The dollar's index against a basket of six major currencies last traded at 93.414, down from a five-month high of 94.058 set on Monday.

US Treasury yields pulled back from last week's seven-year highs, encouraging traders to cash in bullish dollar bets, said Gavin Friend, senior markets strategist at NAB in London.

"It's been a hefty surge for the dollar, so this looks to me like a bit of profit-taking," Friend said.

The prospect on Monday of a resolution to the US-China trade conflict supported the dollar. On Tuesday, China said it would cut import tariffs for automobiles, opening greater access to the world's largest auto market, in a further sign of easing trade tensions.

But the dollar floundered and was headed for its biggest daily loss in two weeks as the euro rebounded from the 4 1/2-month low of $1.1717 it reached on Monday.

Before that, the dollar had strengthened by 5.4 percent since mid-February, its biggest gain since 2015. Investors who had taken big positions against the dollar rushed to unwind and cover their positions, pushing it even higher.

The view that many parts of the global economy were expanding together had given the dollar less of an edge over other currencies earlier this year.

Over the past month, however, the dollar has been bolstered by generally solid US economic data that has reinforced expectations that the Federal Reserve would raise borrowing rates at least two more times this year.

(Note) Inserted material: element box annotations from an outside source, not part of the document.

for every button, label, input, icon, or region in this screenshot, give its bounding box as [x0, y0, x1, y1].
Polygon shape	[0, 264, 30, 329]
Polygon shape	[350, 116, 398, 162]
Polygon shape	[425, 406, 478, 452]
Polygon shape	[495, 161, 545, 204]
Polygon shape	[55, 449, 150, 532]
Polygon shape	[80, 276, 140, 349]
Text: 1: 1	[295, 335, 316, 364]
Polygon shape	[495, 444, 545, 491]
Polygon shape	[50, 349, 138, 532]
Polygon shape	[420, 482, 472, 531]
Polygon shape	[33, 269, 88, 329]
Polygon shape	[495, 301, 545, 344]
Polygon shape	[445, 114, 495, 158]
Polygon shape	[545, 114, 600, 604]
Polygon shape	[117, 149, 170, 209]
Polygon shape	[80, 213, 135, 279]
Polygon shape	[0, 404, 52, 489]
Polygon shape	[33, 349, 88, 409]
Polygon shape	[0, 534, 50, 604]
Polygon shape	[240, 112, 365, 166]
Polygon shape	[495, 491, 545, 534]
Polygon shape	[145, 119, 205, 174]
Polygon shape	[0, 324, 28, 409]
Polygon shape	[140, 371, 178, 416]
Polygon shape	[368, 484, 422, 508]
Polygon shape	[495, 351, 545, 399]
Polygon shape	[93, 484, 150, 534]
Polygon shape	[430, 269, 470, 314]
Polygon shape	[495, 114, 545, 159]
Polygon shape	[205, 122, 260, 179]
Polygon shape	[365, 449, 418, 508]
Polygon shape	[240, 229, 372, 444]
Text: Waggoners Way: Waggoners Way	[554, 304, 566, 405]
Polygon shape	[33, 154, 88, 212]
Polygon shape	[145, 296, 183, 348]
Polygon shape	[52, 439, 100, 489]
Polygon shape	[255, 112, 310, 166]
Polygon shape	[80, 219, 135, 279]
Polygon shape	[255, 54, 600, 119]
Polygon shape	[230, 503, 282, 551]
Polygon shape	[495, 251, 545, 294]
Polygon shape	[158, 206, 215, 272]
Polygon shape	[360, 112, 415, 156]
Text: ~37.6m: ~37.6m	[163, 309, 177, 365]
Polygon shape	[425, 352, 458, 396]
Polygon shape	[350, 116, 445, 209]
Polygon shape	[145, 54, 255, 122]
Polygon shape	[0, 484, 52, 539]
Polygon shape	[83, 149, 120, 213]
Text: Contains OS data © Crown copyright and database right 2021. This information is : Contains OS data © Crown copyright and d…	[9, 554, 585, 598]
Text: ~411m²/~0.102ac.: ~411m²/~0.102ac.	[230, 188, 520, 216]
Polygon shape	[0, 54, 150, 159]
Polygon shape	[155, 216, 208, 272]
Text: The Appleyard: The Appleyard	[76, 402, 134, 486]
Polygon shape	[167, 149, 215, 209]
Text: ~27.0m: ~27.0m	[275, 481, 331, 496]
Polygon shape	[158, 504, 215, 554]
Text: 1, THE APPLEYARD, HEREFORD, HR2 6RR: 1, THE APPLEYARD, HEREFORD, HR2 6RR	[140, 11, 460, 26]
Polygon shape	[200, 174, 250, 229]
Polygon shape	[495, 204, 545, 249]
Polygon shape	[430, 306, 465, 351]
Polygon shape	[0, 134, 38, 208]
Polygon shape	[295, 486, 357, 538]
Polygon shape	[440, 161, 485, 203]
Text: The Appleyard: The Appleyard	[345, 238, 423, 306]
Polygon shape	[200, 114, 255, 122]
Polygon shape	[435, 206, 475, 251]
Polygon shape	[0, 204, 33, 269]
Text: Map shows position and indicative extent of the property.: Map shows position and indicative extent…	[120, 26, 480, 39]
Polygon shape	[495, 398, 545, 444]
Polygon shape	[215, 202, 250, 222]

Investors will study the minutes of the US Federal Reserve's last policy meeting, due on Wednesday, for signs of whether the central bank is willing to accept above-target inflation for a time.

The dollar has also strengthened against the euro amid political uncertainty in Italy. The country's anti-establishment 5-Star Movement and the far-right League on Monday proposed Giuseppe Conte as prime minister to lead their coalition government.

The euro rose 0.3 percent to $1.1830, after earlier falling to its lowest level since around mid-November.

This week will bring about a further test for euro bulls with the release of preliminary PMI data for May on Wednesday. Markets are waiting to see whether Europe's first-quarter slowdown has spilled over to later months.

"We still look to Wednesday's PMIs as a flash point for the euro and see downside risks to the manufacturing numbers," said Elsa Lignos, global head of FX strategy at RBC.

Analysts at Rabobank said they had lowered their target for euro versus the dollar to 1.15.

"While dollar strength is still a factor, euro weakness is against a large part of the story," said the bank in a note to clients.